The selling of public one-time assets is also a major concern

Re: Privatization should lower liquor costs (Letters, Sept. 14).

The writer makes many suppositions and provides no detail to prove his points.

For starters, I hope he’s not using privatizing B.C. Ferries and the U.S. “trickledown effect” during the Bush area, as his examples of lowering costs. Both policies have been very unsuccessful economically.

Also, I fail to see how a private concern could cut much from delivery costs to liquor outlets unless, of course, they plan to pay minimum wages (the Liberal government has made assurances this will not happen – although they promised the same thing about the HST). However, paying employees a living wage is not a bad thing because they pay significantly more taxes on their income and, paying decent wages provides economic stability and healthier communities.

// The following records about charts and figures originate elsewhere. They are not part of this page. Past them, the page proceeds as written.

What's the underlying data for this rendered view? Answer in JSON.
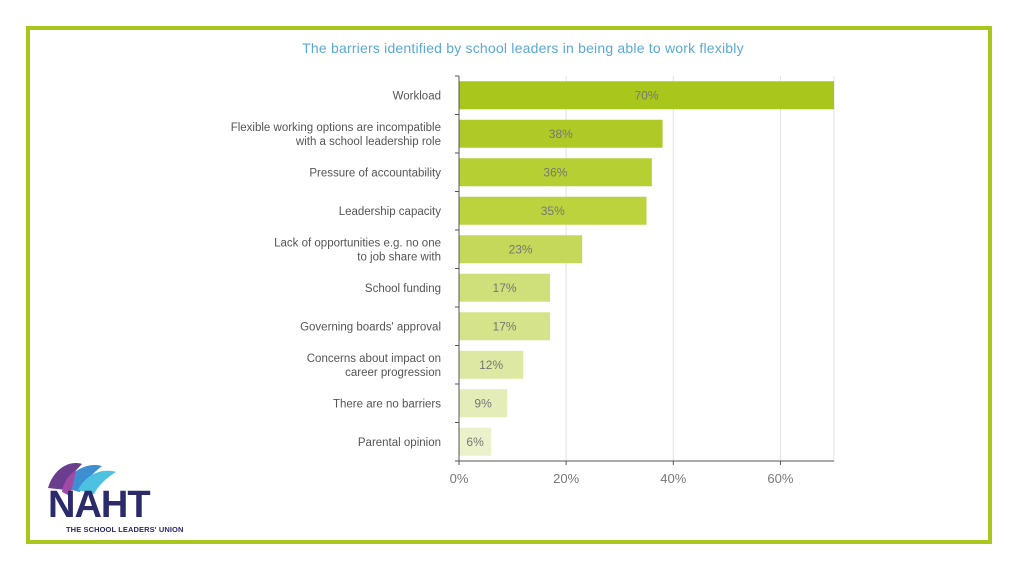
{
  "logo": {
    "name": "NAHT",
    "tagline": "THE SCHOOL LEADERS' UNION"
  },
  "colors": {
    "frame": "#a8c61c",
    "title": "#5aa9d6",
    "bars": [
      "#a8c61c",
      "#afca26",
      "#b6cf33",
      "#bcd33e",
      "#c5d85a",
      "#cfdf7a",
      "#d5e38a",
      "#dde9a3",
      "#e4edb8",
      "#ebf1cb"
    ]
  },
  "chart_data": {
    "type": "bar",
    "orientation": "horizontal",
    "title": "The barriers identified by school leaders in being able to work flexibly",
    "categories": [
      [
        "Workload"
      ],
      [
        "Flexible working options are incompatible",
        "with a school leadership role"
      ],
      [
        "Pressure of accountability"
      ],
      [
        "Leadership capacity"
      ],
      [
        "Lack of opportunities e.g. no one",
        "to job share with"
      ],
      [
        "School funding"
      ],
      [
        "Governing boards' approval"
      ],
      [
        "Concerns about impact on",
        "career progression"
      ],
      [
        "There are no barriers"
      ],
      [
        "Parental opinion"
      ]
    ],
    "values": [
      70,
      38,
      36,
      35,
      23,
      17,
      17,
      12,
      9,
      6
    ],
    "data_labels": [
      "70%",
      "38%",
      "36%",
      "35%",
      "23%",
      "17%",
      "17%",
      "12%",
      "9%",
      "6%"
    ],
    "xlim": [
      0,
      70
    ],
    "xticks": [
      0,
      20,
      40,
      60
    ],
    "xtick_labels": [
      "0%",
      "20%",
      "40%",
      "60%"
    ],
    "grid": true
  }
}
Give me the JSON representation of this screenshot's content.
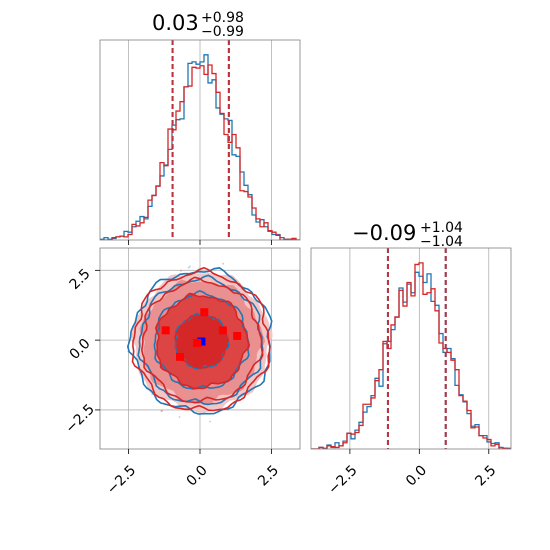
{
  "chart_data": [
    {
      "type": "histogram",
      "panel": "marginal-1",
      "title": {
        "median": "0.03",
        "plus": "+0.98",
        "minus": "−0.99"
      },
      "x_range": [
        -3.5,
        3.5
      ],
      "quantile_lines": [
        -0.96,
        1.01
      ],
      "x_ticks": [
        -2.5,
        0.0,
        2.5
      ],
      "grid": true,
      "series": [
        {
          "color": "#1f77b4",
          "mean": 0.03,
          "sd": 0.99
        },
        {
          "color": "#d62728",
          "mean": 0.03,
          "sd": 0.98
        }
      ]
    },
    {
      "type": "histogram",
      "panel": "marginal-2",
      "title": {
        "median": "−0.09",
        "plus": "+1.04",
        "minus": "−1.04"
      },
      "x_range": [
        -3.9,
        3.3
      ],
      "quantile_lines": [
        -1.13,
        0.95
      ],
      "x_ticks": [
        -2.5,
        0.0,
        2.5
      ],
      "x_tick_labels": [
        "−2.5",
        "0.0",
        "2.5"
      ],
      "grid": true,
      "series": [
        {
          "color": "#1f77b4",
          "mean": -0.09,
          "sd": 1.04
        },
        {
          "color": "#d62728",
          "mean": -0.09,
          "sd": 1.03
        }
      ]
    },
    {
      "type": "contour",
      "panel": "joint",
      "x_range": [
        -3.5,
        3.5
      ],
      "y_range": [
        -3.9,
        3.3
      ],
      "x_ticks": [
        -2.5,
        0.0,
        2.5
      ],
      "x_tick_labels": [
        "−2.5",
        "0.0",
        "2.5"
      ],
      "y_ticks": [
        -2.5,
        0.0,
        2.5
      ],
      "y_tick_labels": [
        "−2.5",
        "0.0",
        "2.5"
      ],
      "grid": true,
      "contour_levels_sigma": [
        0.9,
        1.6,
        2.1,
        2.4
      ],
      "filled_color": "#d62728",
      "line_colors": [
        "#1f77b4",
        "#d62728"
      ],
      "points": [
        {
          "x": 0.05,
          "y": -0.05,
          "color": "#0000ff"
        },
        {
          "x": 0.15,
          "y": 1.0,
          "color": "#ff0000"
        },
        {
          "x": -1.2,
          "y": 0.35,
          "color": "#ff0000"
        },
        {
          "x": 0.8,
          "y": 0.35,
          "color": "#ff0000"
        },
        {
          "x": 1.3,
          "y": 0.15,
          "color": "#ff0000"
        },
        {
          "x": -0.7,
          "y": -0.6,
          "color": "#ff0000"
        },
        {
          "x": -0.1,
          "y": -0.1,
          "color": "#ff0000"
        }
      ]
    }
  ]
}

The selling of public one-time assets is also a major concern as many of the warehouses are on valuable land that could be converted to profitable real estate. The province could just as easily accomplish this transaction with public input instead of a giveaway.

Which brings us to privatizing liquor. There have been several attempts by various B.C. governments to privatize liquor over the past 30 years that have failed due to public pressure.

The main government position has been privatization will allow alcohol to be cheaper and more available. Unfortunately making liquor more available leads to more consumption. A recent provincial study on private liquor stores found that adolescents were able to obtain liquor far more easily from these outlets than from government liquor stores. Reliable research has shown the more availability and lower cost, the more alcohol abuse there is.

Finally, as pointed out by the writer, if taxing and pricing liquor is to be the role of government, and as British Columbians are already paying excessive prices for all legal alcohol products because this provides significant funding (read millions of dollars) to subsidize our health and social programs, how can privatizing possibly translate into lower liquor prices?

I chaired a mayor’s alcohol abuse task force with all relevant provincial departments and non-profit groups for three years, and I can assure you privatizing liquor would provide the worst outcome for our province.